Он снял. Кажется, спустя несколько секунд, так и не взявших в себя ее молчаливого ответа.

— Я хочу пить, — почти не шевеля языком, сказала Гермиона, и стоящий образ у ее опущенного взора вновь что-то неслышно пробормотал.

А может быть, это лишь ее слух был не способен его слышать. Может быть, наоборот — он оказался опять чересчур.

Дрожащая рука медленно поднесла прохладное стекло к ее губам, и Гермиона так же не спеша сглотнула.

У этой жидкости опять был травянистый горький привкус. Может быть. Совсем чуть-чуть.

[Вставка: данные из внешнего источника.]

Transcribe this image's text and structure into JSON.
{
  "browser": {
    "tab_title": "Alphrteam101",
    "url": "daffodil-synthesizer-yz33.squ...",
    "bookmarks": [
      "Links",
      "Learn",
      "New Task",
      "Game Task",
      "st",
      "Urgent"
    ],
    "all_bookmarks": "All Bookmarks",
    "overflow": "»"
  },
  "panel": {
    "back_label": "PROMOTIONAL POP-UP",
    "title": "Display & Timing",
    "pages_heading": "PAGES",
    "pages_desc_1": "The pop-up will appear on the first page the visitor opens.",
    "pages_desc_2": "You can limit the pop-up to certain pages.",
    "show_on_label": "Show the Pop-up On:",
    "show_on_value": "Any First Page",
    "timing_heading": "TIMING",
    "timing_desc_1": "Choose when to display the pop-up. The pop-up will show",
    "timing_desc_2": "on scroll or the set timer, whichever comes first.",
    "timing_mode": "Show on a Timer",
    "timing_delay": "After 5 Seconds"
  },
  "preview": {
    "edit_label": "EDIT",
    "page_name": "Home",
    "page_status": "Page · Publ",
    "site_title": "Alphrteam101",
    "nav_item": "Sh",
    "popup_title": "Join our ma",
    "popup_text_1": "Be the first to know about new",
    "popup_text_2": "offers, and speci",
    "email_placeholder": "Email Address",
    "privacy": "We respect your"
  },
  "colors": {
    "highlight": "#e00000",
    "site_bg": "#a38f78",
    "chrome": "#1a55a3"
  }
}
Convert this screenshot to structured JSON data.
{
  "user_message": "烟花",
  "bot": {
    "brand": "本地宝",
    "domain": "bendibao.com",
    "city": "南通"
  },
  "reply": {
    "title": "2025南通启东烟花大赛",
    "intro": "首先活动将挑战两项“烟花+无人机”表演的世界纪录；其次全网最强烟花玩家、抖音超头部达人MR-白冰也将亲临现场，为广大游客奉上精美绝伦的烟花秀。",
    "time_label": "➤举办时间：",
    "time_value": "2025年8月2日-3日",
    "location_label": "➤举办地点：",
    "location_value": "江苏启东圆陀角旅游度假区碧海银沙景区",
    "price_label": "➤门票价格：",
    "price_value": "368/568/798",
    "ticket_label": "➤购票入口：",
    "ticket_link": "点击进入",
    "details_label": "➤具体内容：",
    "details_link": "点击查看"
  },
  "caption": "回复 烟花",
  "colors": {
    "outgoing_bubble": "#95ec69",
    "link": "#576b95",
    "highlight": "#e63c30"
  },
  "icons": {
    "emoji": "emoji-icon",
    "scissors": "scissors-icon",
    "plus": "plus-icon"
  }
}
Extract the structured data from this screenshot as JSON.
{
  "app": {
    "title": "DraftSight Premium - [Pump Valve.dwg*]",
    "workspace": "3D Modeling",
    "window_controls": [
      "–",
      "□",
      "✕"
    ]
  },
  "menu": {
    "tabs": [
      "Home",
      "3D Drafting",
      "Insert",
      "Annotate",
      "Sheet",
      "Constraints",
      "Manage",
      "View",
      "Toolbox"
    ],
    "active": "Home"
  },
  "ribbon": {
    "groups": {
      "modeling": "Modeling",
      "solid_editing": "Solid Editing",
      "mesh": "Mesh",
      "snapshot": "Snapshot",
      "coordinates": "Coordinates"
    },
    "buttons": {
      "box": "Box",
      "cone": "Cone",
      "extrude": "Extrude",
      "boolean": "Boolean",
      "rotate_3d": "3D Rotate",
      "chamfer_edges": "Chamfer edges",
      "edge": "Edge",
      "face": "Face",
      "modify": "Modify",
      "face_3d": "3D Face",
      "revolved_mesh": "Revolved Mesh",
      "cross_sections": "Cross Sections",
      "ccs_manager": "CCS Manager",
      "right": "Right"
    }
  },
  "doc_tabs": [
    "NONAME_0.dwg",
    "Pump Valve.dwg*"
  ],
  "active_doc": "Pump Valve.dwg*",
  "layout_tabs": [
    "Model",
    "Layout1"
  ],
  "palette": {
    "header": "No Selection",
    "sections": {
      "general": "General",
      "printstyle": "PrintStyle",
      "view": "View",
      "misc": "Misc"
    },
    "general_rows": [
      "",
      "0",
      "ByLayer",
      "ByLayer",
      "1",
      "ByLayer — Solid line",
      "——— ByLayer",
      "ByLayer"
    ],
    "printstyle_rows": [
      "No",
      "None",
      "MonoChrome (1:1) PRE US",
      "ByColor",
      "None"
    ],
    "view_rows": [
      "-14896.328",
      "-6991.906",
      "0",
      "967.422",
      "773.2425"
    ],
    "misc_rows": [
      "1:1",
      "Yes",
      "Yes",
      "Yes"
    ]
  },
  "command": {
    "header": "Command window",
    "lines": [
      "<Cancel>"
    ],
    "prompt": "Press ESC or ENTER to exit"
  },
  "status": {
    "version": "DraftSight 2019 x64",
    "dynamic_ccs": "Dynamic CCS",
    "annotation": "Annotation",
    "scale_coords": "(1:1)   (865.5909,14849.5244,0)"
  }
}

Но ей была понятна эта тайна.

Пальцы — бледные, трепещущие — отняли пустой стакан, как только она осушила его.

— Еще?

— Нет, — отрезал ее проясненный голос.

Кажется, Драко кивнул, но ее веки все еще были обращены лишь вниз; прямо сейчас она смотрела на его измявшиеся брюки.

Должно быть, он устал.

— Можно… — и вновь этот до боли приглушенный тембр. — Можно я помоюсь вместе с тобой?

Задержав свой несовершенный вдох, Гермиона разомкнула губы.

Комната, всего лишь пару дней назад — сколько веков на самом деле навсегда бесследно испарилось? — в которой так отчетливо витали ароматы нежности и мускуса, сандала с кедром и жасмина самой теплой ледяной зимой, мгновенно потускнела, окончательно померкла и в одну секунду взорвалась, без жалости забрав последние отсветы в порванной сетчатке.

Их невыносимо шаткий дом не выдержал ветров.

Она не стала отвечать — ей было нечего ответить.

Бойся своих мечт; бойся своих желаний.

Ей хотелось бы узнать, который сейчас час.

Она хотела бы запомнить на все предстоящие — немногочисленные — дни момент, в который осознание бегло прочитанных однажды слов наконец прикоснулось к ее уязвленному сознанию.